If you don’t know what a payday loan is, be grateful. A payday loan is essentially an advance on your paycheck; the loan is provided by a third-party. Some people might think that these loans are sent from heaven above, but are they really a good thing?
Payday loan companies are the legal, modern day versions of loan sharks.
The interest on these loans is frequently over 100%. No one wants to be on the wrong side of that kind of an interest rate.
How Payday Loan Works
Let’s suppose you needed some money and couldn’t wait until your next paycheck. You could simply stroll into your local Payday Loan location and apply for a loan. They will verify your income, and then you would write a post-dated check for the amount of the loan, interest, and fees. When you get paid, the check that you gave them is cashed.
The amount of the loans is typically from $50 to $1,000, largely depending on your income. The interest rates are typically in the 200% to 500% range (annualized). While charging this amount of interest is illegal, companies are able to get around the laws by referring to the interest as a “service fee.”
Where’s the Law?
It’s already been mentioned that these companies get around the usury (interest) laws by charging service fees. Many states have exemptions for loans made by foreign companies or companies formed in another state. In those states that won’t allow the high “service fees,” companies will take advantage of these exemptions.
So a company in one state can make a loan to a person in another state and avoid breaking the law. This allows these companies to operate essentially anywhere.
Payday loan lenders frequently have questionable ethics and are a common source of complaints. Fraud and identity theft are commonplace, so be sure to look into whom you’re giving your post-dated check and your personal information.
The Main Issue
Payday loans are rarely a one-shot deal. The people that typically make use of these loans are typically lower income folks with challenging credit. After they deal with the cost of one payday loan, they are just that much further behind with the next paycheck.
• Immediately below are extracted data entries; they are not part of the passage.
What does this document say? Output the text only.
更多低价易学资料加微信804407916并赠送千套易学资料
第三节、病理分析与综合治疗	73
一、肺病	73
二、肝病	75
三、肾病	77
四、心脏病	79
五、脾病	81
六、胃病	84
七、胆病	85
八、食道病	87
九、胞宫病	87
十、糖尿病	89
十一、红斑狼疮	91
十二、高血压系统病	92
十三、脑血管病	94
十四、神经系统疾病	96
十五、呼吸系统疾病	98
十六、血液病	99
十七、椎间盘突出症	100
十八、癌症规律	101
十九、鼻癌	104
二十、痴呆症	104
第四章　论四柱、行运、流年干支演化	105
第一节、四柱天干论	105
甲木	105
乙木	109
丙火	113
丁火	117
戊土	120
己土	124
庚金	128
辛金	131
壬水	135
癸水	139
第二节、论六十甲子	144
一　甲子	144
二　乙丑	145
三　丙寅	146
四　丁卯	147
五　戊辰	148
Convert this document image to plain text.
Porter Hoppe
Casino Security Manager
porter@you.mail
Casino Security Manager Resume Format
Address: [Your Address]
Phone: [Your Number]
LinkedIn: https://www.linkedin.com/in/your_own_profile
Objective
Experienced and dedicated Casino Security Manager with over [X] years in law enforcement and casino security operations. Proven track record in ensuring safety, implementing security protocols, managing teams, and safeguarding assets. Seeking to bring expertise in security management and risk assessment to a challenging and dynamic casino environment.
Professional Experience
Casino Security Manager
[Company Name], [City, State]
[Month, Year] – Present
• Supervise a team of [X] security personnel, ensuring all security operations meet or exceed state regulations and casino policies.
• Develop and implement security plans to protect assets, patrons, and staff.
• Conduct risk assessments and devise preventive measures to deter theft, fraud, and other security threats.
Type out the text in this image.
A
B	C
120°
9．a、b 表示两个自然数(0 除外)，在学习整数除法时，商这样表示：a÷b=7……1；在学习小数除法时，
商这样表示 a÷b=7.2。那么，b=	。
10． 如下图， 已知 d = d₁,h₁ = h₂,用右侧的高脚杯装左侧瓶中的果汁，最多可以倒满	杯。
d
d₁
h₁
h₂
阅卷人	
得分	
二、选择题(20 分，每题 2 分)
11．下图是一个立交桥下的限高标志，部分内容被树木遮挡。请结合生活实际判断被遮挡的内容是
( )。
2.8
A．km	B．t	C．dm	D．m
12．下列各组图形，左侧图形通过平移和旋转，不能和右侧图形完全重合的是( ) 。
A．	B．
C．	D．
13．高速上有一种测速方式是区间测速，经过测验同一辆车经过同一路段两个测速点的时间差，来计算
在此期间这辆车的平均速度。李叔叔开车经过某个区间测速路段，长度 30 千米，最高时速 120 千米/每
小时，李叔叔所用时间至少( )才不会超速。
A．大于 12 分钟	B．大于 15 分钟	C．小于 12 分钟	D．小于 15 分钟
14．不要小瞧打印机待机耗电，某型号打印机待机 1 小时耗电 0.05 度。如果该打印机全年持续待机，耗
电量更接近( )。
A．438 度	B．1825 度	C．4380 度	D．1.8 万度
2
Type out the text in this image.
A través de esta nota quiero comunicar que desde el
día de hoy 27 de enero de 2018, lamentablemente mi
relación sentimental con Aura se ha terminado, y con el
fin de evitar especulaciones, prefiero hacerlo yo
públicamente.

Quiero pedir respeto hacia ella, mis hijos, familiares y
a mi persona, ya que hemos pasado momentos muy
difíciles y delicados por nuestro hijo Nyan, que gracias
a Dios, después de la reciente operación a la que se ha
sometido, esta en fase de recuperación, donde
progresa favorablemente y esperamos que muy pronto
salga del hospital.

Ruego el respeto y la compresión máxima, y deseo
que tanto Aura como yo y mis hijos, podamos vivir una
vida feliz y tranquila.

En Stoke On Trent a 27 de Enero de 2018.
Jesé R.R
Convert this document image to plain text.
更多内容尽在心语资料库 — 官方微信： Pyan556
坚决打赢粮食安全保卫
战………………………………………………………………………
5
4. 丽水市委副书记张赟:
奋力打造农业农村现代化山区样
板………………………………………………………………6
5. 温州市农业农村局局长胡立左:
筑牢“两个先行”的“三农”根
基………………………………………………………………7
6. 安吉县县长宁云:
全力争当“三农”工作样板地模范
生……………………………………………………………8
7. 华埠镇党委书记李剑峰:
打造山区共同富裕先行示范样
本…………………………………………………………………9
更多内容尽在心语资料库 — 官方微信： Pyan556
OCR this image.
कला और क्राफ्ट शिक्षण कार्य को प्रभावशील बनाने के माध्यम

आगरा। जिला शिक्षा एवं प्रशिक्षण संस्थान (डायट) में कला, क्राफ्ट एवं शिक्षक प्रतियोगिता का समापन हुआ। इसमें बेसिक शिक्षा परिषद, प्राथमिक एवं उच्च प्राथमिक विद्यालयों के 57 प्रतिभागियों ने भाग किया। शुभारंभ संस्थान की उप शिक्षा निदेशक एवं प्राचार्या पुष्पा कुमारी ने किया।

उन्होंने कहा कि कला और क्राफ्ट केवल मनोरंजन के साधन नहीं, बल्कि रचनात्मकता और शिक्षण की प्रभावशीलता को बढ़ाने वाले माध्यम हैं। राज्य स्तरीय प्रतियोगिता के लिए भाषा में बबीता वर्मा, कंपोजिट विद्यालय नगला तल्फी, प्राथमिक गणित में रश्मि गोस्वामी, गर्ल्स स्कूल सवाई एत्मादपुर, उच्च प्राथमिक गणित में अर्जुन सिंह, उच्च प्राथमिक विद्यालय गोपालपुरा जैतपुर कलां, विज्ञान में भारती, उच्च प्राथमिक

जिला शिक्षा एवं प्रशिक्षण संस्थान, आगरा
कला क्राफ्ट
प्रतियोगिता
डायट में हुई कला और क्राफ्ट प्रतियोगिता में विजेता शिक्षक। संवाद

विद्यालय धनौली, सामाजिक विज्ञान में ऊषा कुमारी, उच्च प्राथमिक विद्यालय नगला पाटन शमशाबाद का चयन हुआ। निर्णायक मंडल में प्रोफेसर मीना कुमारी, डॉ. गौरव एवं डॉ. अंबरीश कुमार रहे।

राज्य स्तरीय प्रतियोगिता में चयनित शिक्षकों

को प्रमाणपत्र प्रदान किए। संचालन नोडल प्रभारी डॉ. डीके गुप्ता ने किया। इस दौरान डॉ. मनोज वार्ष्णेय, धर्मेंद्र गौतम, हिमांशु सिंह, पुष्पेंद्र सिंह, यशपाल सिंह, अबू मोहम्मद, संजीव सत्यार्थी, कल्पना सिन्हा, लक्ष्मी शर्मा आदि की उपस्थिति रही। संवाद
This leads to another payday loan. It really is a case of “two steps forward, three steps back.”
This cycle of dependency can be difficult to break once it gets started. As these loans continue to be more common, more payday loan companies are reporting to the credit bureaus. People that utilize these loans frequently have credit challenges already; another ding on their credit report can be very damaging.
While no one wants to borrow from friends and family, almost anything is better than a payday loan. A personal loan from a bank is another alternative, though not always easy to accomplish. Consider selling some of your personal items on Craigslist, eBay, or have a garage sale.
Do everything you can to avoid the Payday loan outfits; you’re financial health depends on it.
Payday loans should always be your last resort, but sometimes it may be the only resort. If you do have to get a payday loan, ask around and get an opinion about the various companies. Be sure to compare the loan terms between different lenders.
Payday loans not only charge outrageous interest / fees, they foster dependence that can be difficult to break. They can also create a situation that harms your credit and exposes you to potential fraud.